Comment 2 Nir Soffer 2020-07-12 11:32:36 UTC
(In reply to Amit Bawer from comment #1)
> Would we need 4.3 clone for this ticket (GA?) ?
> I don't see it's different there as far is it goes for popping items from
> lvm cache dict outside of locks.

Same issue exists in 4.3 of course. We can clone the bug and if we get acks
we can backport the fixes.

Comment 3 Amit Bawer 2020-07-12 13:47:08 UTC
Fixes should be part of build 4.40.23 when available

Comment 5 Amit Bawer 2020-07-13 10:23:57 UTC
we want to add more fixes under this ticket, so moving back to NEW

Comment 6 Amit Bawer 2020-07-14 06:50:41 UTC
Can it go back to MODIFIED now?

Comment 7 David Vaanunu 2020-08-24 11:58:43 UTC
While the system was upgrade to 4.4.2



2020-08-23 10:18:32,001-0400 WARN  (MainThread) [storage.HSM] Failed to stop RepoStats thread (hsm:3432)
Traceback (most recent call last):
  File "/usr/lib/python3.6/site-packages/vdsm/storage/hsm.py", line 3429, in prepareForShutdown
    self.domainMonitor.shutdown()
  File "/usr/lib/python3.6/site-packages/vdsm/storage/monitor.py", line 254, in shutdown
    self._stopMonitors(self._monitors.values(), shutdown=True)
  File "/usr/lib/python3.6/site-packages/vdsm/storage/monitor.py", line 273, in _stopMonitors
    for monitor in monitors:
RuntimeError: dictionary changed size during iteration

Comment 8 Sandro Bonazzola 2020-08-28 12:20:22 UTC
Since this bug has been marked as fixed in version 4.40.27 by assignee and latest version included in oVirt 4.4.2 is 4.40.26 I'm moving this bug to 4.4.3.

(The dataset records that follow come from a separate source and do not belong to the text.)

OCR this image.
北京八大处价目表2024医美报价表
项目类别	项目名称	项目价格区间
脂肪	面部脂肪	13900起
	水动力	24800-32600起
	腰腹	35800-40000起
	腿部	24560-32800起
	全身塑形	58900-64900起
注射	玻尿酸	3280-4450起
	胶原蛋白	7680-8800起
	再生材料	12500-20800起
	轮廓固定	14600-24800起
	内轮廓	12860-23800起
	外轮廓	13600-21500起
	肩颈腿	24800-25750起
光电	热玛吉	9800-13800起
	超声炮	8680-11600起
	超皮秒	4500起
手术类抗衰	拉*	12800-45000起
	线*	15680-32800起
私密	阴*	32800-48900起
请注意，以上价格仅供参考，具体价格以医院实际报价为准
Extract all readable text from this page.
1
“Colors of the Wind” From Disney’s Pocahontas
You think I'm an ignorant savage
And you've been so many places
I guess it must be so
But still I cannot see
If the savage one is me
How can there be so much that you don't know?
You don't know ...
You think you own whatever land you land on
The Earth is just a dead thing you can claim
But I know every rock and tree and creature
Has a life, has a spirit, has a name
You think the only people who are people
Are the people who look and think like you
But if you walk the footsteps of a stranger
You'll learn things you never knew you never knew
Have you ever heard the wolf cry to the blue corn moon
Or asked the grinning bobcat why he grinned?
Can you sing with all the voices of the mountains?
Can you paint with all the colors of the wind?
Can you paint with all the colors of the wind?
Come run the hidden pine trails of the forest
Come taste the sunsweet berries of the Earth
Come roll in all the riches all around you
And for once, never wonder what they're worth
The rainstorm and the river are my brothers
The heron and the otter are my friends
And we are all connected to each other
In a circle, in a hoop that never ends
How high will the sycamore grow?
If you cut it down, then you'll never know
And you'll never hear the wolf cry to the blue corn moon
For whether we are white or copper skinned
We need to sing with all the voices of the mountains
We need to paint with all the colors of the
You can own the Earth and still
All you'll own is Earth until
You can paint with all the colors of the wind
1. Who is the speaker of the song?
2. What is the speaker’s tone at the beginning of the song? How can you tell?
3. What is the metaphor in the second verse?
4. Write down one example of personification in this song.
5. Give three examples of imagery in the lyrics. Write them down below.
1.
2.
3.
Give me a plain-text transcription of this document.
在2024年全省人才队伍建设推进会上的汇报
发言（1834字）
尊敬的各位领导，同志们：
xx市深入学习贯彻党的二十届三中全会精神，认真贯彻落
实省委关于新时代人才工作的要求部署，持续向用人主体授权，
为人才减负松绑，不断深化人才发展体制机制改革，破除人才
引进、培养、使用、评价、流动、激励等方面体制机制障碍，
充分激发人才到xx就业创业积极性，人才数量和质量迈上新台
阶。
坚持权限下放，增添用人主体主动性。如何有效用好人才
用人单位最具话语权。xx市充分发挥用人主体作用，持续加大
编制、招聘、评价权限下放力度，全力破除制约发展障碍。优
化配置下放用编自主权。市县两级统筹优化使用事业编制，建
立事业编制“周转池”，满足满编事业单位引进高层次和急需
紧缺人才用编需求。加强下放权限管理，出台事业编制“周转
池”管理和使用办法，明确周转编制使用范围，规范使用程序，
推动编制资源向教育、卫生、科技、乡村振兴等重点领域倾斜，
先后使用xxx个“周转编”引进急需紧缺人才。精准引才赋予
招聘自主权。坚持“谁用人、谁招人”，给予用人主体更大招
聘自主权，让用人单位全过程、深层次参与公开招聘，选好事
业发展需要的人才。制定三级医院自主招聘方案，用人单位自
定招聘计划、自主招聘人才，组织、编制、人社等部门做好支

Comment 9 David Vaanunu 2020-10-04 11:08:46 UTC
verified version:

redhat-release-8.3-1.0
rhv-release-4.4.3-5-001
vdsm-4.40.30-1



Tested scenarios:
VM snapshot with 13 Disks
50 Users VM snapshot

No Error "RuntimeError: dictionary changed size during iteration" during exection

Comment 10 Sandro Bonazzola 2020-11-11 06:39:48 UTC
This bugzilla is included in oVirt 4.4.3 release, published on November 10th 2020.

Since the problem described in this bug report should be resolved in oVirt 4.4.3 release, it has been closed with a resolution of CURRENT RELEASE.

If the solution does not work for you, please open a new bug report.